GALVANIC SKIN RESPONSE LABVIEW MANUAL
Moreover, these limitations are further exacerbated in ecological experiments if participants are free to move, requiring substantial manual interventions to correct head motion artefacts 9, 13. Other tracking methods have used a cross-correlation template matching to automate tracking but which still requires visual inspection to reliably extract temperature profiles 9, 10. This method depends heavily on clear facial landmarks to guide the manual ROI placement and is thus user dependent and time consuming, especially if data is acquired at a high sampling rate. Previous IRI studies of face have mostly relied on manual tracking to locate and extract thermal data, such that investigators manually place regions of interest (ROIs) on the intended region frame by frame 12. This has perhaps stalled its widespread adoption in psychophysiological research. However, being contact free, IRI also poses unique methodological challenges, for example motion tracking of the face and the reliable extraction of temperature signals from specific facial regions (nose, cheeks). Although IRI remains largely unexplored, a few studies have demonstrated its utility in ecologically valid studies to quantify the facial temperature profiles during discrete socio-emotional states 9– 11. Non-invasive imaging technologies like IRI could overcome the requirement for attaching sensors and improve the ecological-validity of psychophysics studies. However, most conventional psychophysics techniques (GSR, HR) require sensors attached to the body and could compromise the emotional experience and reduce the ecological validity of the experiments 8. Psychophysics measurement techniques are essential to the investigation of the bodily responses that are an integral component of emotional experience 5 and their dysfunctions in patients with affective disorders 6, 7. IRI of face thus has the potential to be a complimentary tool to GSR and HR to quantify physiological status of the body. A thermal imaging technique uses an infra-red camera to capture temperature variations. In mammals, surface body temperature is constantly influenced by the autonomic nervous system (ANS) through the control of blood perfusion to the surface of the skin, supporting the use of thermal imaging (infra-red-imaging-IRI) in psychophysiological research 1– 4. However, the face is a primary region for the expression of emotional states, leading to changes in facial cutaneous blood flow (“blushing” or “turning pale”).

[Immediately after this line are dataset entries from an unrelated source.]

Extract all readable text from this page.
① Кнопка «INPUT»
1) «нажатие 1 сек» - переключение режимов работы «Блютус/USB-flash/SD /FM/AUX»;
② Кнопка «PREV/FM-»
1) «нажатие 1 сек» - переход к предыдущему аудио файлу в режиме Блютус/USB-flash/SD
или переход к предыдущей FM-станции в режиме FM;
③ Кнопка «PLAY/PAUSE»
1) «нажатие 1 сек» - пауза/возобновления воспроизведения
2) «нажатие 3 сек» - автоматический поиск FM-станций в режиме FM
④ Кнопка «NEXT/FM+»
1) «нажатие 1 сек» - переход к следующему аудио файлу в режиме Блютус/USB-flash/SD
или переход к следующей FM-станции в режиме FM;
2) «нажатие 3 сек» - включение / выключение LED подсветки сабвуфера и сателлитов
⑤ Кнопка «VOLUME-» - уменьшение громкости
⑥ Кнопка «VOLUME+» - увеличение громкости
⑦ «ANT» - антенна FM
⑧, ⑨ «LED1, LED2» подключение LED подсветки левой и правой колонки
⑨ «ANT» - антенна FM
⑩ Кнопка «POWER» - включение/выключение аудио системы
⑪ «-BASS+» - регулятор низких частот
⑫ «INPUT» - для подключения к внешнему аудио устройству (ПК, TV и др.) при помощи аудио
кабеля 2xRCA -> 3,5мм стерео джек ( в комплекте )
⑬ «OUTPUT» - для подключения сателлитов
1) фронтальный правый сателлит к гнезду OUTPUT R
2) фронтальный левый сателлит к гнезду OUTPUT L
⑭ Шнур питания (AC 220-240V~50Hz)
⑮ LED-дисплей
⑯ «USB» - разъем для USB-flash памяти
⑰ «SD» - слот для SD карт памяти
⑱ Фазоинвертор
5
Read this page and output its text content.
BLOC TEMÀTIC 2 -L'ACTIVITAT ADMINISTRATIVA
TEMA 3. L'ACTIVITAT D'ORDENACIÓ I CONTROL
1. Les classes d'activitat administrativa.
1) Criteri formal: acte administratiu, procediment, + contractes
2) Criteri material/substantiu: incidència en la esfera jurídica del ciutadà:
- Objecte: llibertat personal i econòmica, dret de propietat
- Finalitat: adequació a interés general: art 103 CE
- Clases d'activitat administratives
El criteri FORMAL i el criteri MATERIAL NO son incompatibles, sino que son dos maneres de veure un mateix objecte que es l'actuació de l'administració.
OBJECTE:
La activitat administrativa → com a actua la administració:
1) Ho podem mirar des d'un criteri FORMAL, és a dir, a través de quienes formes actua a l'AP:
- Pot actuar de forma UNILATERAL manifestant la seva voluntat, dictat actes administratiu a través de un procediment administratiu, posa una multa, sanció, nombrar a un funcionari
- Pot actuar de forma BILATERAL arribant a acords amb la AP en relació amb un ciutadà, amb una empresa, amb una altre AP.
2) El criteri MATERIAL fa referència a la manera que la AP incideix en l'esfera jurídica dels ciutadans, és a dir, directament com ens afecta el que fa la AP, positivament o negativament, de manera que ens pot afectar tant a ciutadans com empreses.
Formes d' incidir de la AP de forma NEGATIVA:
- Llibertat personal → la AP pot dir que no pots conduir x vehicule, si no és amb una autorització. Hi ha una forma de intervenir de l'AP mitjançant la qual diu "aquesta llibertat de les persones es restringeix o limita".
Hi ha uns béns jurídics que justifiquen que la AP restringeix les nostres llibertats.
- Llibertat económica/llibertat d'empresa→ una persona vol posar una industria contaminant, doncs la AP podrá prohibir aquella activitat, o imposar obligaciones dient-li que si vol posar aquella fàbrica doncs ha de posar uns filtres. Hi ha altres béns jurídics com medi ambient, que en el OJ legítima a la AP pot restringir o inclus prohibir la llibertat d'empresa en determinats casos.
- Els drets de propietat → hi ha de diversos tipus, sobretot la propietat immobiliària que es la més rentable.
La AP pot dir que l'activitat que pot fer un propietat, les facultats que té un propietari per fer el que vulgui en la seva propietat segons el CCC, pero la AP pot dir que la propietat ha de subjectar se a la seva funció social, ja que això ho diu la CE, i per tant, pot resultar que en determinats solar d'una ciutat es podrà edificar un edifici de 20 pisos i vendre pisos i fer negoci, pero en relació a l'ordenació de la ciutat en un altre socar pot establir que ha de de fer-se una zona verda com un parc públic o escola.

GALVANIC SKIN RESPONSE LABVIEW SKIN
In psycho-physiological research, the measures to capture heart related changes (heart rate-HR) and sweat related responses have been traditionally quantified with well validated measures such as electro-cardiogram (ECG) and skin conductance (galvanic skin response-GSR) respectively. These phrases embody various distinct physiological systemic changes. Our lexicon is abundant with phrases that ascribe emotions to bodily changes: “pounding heart” for fear, “sweaty palms” for anxiety, or “going red in the face” for embarrassment. Newer methodological developments for reliable temperature extraction promise to boost IRI use as an ecologically-valid technique in social and affective neuroscience. These results demonstrate that our methodology offers a sensitive and robust tool to capture facial physiological changes with minimal manual intervention and manual pre-processing of signals. Additionally, this response was quite rapid at around 4–5 seconds, starting less than 2 seconds following the GSR changes. We found that the temperatures of selected facial regions, particularly the nose tip, significantly decreased after the auditory stimulus. We compared thermal responses with psycho-physiological sensor-based tools of galvanic skin response (GSR) and electrocardiography (ECG). We applied this method to physiological responses elicited by a sudden auditory stimulus, to determine if facial temperature changes induced by a stimulus of a loud sound can be detected. Here, we developed a novel semi-automated thermal signal extraction method employing deep learning algorithms for facial landmark identification. Exploiting its potential thus depends on advances in analytical methods. Investigating facial regions and subsequent reliable signal extraction from IRI data is challenging due to head motion artefacts. Unlike traditional physiological measures (like skin conductance and heart rate), it is uniquely contact-free, substantially enhancing its ecological validity. Thermal Imaging (Infrared-Imaging-IRI) is a promising new technique for psychophysiological research and application.